Both Component Name Protocols are optional features that allow UEFI Drivers following the UEFI Driver Model to provide a localized Unicode name string for the UEFI Driver and the devices the UEFI Driver manages. Use of these protocols depends on the UEFI Driver Model concepts. Service Drivers, Root Bridge Drivers, and Initializing Drivers never produce the Component Name Protocols. Implementation of this optional feature is
recommended for all UEFI Drivers that follow the UEFI Driver Model.
Note: Human-readable names should be limited to about 40 Unicode characters in length. This makes it easier for consumers of this protocol to display these names on standard console devices.
The Component Name Protocol and the Component Name 2 Protocol are very similar. The only difference is the format of language code passed into the protocol services to request the name of a UEFI Driver or the name of a device that a UEFI Driver manages. The use of a language code allows the implementation of the Component Name Protocols to provide names of drivers and devices in many different languages.
The Component Name Protocol uses ISO 639-2 language codes (i.e.
fra). The Component Name 2 Protocol uses RFC 4646 language codes (i.e.
fr). If names are provided for platforms conforming to the EFI 1.10 Specification, the Component Name s Protocol is required. If names are provided for platforms that conforming to the UEFI 2.0 Specification or above, the Component Name 2 Protocol is required. Since the only difference is the language code for the names, UEFI Drivers required to provide names typically produce both protocols and the both use the same underlying functions and Unicode name strings.
The Component Name Protocols are installed onto handles in the driver entry point of a UEFI Driver. Chapter 7 describes details on the EDK II library
UefiLib that provides helper functions to initialize UEFI Drivers following the UEFI Driver Model including installation of Component Name Protocols.
Component Name Protocols may be used by a UEFI Boot Manager to display human readable names for drivers and devices in a specific language. A platform vendor may also take advantage of Component Name Protocols from UEFI Applications, such as system utilities or diagnostics, when human readable names of UEFI drivers or devices are required.
The UEFI Shell provides several commands that use the Component Name Protocols. For example, the
drivers command displays the inventory of UEFI drivers in a platform and uses the Component Name Protocols to display the name of a UEFI Driver if the UEFI Driver produced the Component Name Protocols. Likewise, the UEFI Shell command
devices displays the inventory of devices in a platform and uses the Component Name Protocols to display the name of the devices if a UEFI Driver managing the device produced the Component Name Protocols.

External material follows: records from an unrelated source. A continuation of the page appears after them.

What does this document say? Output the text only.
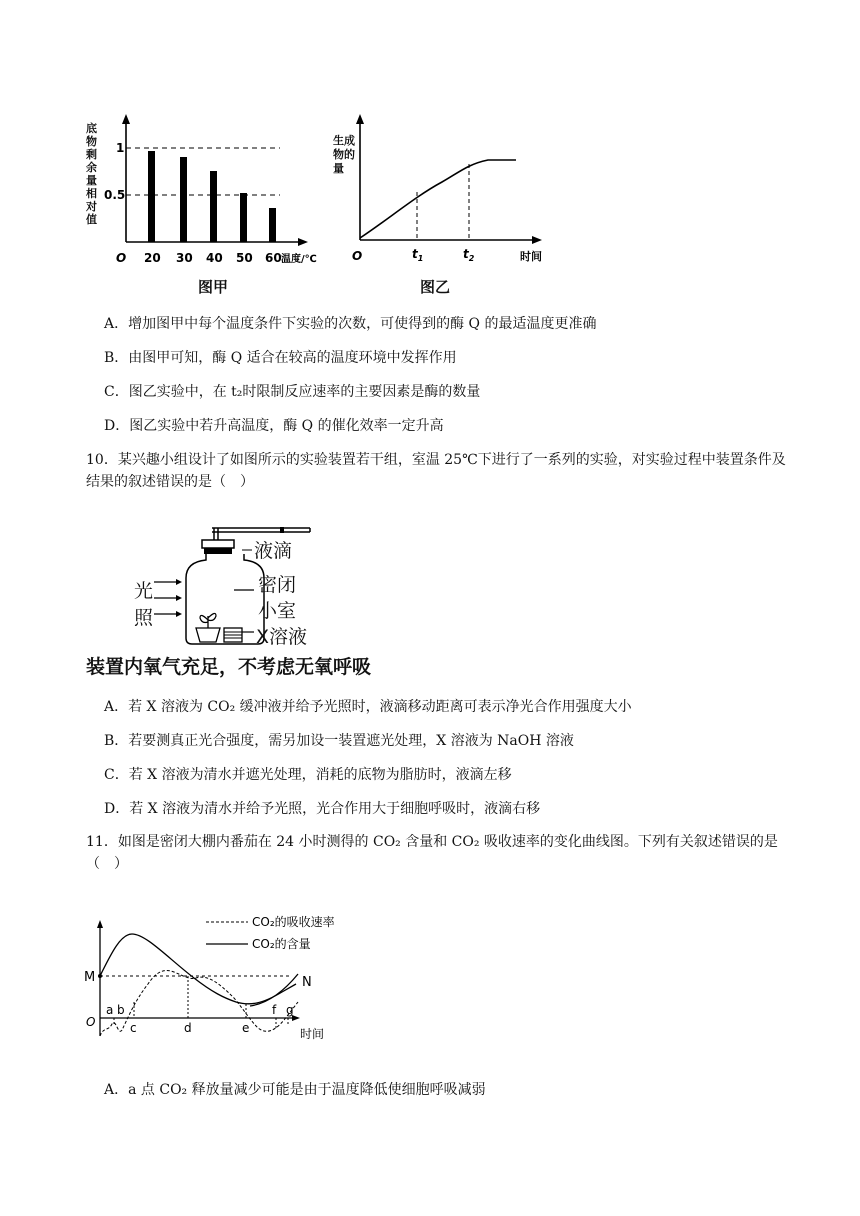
1
0.5
O 20 30 40 50 60 温度/℃
底物剩余量相对值
图甲
O	$t_1$	$t_2$	时间
生成物的量
图乙
A．增加图甲中每个温度条件下实验的次数，可使得到的酶 Q 的最适温度更准确
B．由图甲可知，酶 Q 适合在较高的温度环境中发挥作用
C．图乙实验中，在 t₂时限制反应速率的主要因素是酶的数量
D．图乙实验中若升高温度，酶 Q 的催化效率一定升高
10．某兴趣小组设计了如图所示的实验装置若干组，室温 25℃下进行了一系列的实验，对实验过程中装置条件及结果的叙述错误的是（　）
液滴
密闭
小室
X溶液
光
照
装置内氧气充足，不考虑无氧呼吸
A．若 X 溶液为 CO₂ 缓冲液并给予光照时，液滴移动距离可表示净光合作用强度大小
B．若要测真正光合强度，需另加设一装置遮光处理，X 溶液为 NaOH 溶液
C．若 X 溶液为清水并遮光处理，消耗的底物为脂肪时，液滴左移
D．若 X 溶液为清水并给予光照，光合作用大于细胞呼吸时，液滴右移
11．如图是密闭大棚内番茄在 24 小时测得的 CO₂ 含量和 CO₂ 吸收速率的变化曲线图。下列有关叙述错误的是（　）
CO₂的吸收速率
CO₂的含量
M	N
O
a b
c	d	e
f g
时间
A．a 点 CO₂ 释放量减少可能是由于温度降低使细胞呼吸减弱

If a controller is managed by more than one UEFI Driver, there may be multiple instances of the Component Name Protocols that apply to a single controller. The consumers of the Component Name Protocols have to decide how the multiple drivers providing names are presented to the user. For example, a PCI bus driver may produce a name for a PCI slot such as "PCI Slot #2," and the driver for a SCSI adapter that is inserted into that same PCI slot may produce a name like "XYZ SCSI Host Controller." Both names describe the same physical device from each driver's perspective, and both names are useful depending on how they are used.
Appendix B contains a table of example drivers from the EDK II along with the features that each implement. The EDK II provides example drivers with full implementations of the Component Name Protocols.